Isaac reached for her again, gently taking the bottle from her hands and setting it back on the shelf.
“This room isn’t for you. Let’s go into the house. You aren’t meant to be in here.”
“I’m not?” Her head tilted slightly, blonde hair looking rather flat from her time buried in the earth. “All the girls end up here. After they call for someone.”
“Not like this.”
“Then how?”
“Dead.”
She blinked at him, slowly. Thoughtful, even. Then, she gently pulled the veil from her head and laid it on the edge of the prep table near her.
“And I already told you that I am dead, just like them. I belong here.”
That’s what she should be, if the town performed the ceremony correctly. But it was impossible. She looked completely fine. Her skin was clean, not a scratch on her besides the redness of the pale skin on her palms from pawing at the earth.
He stepped in front of her and gently but firmly guided her away from the table.
“Come on. You're staying in the house.”
The living room was dim and a bit chilly as he stacked the firewood by a large set of windows.
He found the thickest pair of sweatpants he owned and a long T-shirt from the laundry basket of clothes he’d washed earlier but hadn’t had time to fold yet.
She didn’t speak as he helped her pull them on, though her eyes never left his face.
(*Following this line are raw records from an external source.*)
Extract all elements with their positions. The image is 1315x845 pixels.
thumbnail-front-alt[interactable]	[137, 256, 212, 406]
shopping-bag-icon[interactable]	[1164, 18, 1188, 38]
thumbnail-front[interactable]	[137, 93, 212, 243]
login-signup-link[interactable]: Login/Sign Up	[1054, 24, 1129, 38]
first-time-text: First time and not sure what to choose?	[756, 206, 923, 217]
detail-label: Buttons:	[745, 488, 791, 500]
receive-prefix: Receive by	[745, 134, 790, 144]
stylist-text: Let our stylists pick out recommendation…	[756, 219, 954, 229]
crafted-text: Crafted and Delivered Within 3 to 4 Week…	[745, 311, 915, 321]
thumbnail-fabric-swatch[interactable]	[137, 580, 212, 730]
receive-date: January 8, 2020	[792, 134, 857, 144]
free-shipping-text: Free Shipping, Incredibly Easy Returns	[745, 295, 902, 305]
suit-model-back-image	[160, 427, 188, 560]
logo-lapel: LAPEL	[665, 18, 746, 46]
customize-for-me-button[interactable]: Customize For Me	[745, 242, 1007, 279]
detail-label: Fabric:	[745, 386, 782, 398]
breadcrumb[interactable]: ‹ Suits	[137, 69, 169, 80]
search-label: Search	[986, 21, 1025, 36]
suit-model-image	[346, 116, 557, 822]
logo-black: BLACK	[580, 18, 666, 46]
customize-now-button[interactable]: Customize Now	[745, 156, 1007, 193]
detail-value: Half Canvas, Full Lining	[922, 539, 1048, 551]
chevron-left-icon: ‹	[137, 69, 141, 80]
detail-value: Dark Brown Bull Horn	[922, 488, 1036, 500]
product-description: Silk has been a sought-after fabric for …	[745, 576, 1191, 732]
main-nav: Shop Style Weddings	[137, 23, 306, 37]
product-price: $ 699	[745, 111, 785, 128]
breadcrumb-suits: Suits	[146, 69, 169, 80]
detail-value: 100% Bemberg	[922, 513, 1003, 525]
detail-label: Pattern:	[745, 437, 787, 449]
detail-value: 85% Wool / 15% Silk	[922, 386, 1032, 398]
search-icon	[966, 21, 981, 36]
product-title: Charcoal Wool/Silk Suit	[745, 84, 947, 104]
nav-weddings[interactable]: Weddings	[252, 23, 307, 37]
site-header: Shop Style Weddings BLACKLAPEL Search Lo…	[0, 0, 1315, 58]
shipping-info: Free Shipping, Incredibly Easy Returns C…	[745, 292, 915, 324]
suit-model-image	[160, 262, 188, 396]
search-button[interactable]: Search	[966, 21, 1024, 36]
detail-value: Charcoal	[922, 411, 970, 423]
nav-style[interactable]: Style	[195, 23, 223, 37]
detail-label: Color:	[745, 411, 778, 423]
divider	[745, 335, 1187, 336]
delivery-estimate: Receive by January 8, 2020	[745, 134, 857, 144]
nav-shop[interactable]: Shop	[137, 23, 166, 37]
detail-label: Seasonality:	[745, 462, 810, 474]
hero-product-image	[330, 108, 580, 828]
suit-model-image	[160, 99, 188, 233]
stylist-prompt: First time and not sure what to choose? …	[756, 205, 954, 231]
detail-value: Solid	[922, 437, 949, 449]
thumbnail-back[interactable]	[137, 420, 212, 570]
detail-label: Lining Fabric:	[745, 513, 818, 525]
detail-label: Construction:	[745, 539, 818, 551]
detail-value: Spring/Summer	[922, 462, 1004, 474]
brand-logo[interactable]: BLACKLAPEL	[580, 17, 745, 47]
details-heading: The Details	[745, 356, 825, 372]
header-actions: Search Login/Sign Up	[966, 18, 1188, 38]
Isaac was careful to turn his head when her body was bare before him, and she settled his jacket back over her shoulders once he stepped away from her.
“You can rest here tonight. I’d offer you my bed, but the fire doesn’t reach well to the back of the house, and you’ll be warmer out here on the couch.”
“You’re not going to hurt me,” she stated and took her place on the cozy evergreen-colored loveseat, folding her filthy white linen shift on her lap.
“No.”
She leaned her head on the armrest, and her red lips held his attention as he faced her from the doorway leading to the kitchen. “Will you stay until I sleep?”
“Yeah.”
“Okay. Thank you.”
It was the most normal she’d spoken to him all night.
Isaac sat down on the tattered, woven rug and leaned against the couch. He made sure to be close, but not touching, and she watched him for a long time before her eyes finally drifted shut.
He waited until his breathing evened out and his heart rate calmed.
Then he stood, careful not to wake her, and crossed to the shelf where the old journals were stacked in a cracked leather box.
Grabbing one, he checked that it had the date listed he was looking for and opened it.
The pages smelled of mildew and embalming fluid.
The perfect combination of his father, whom he never had the chance to get to know.
But that’s why he coveted his journals; the ones that his father wrote, knowing they would help someone someday figure out what was truly going on in Sallows Hill.
They believe the body is a gate…
Isaac turned the page and kept reading.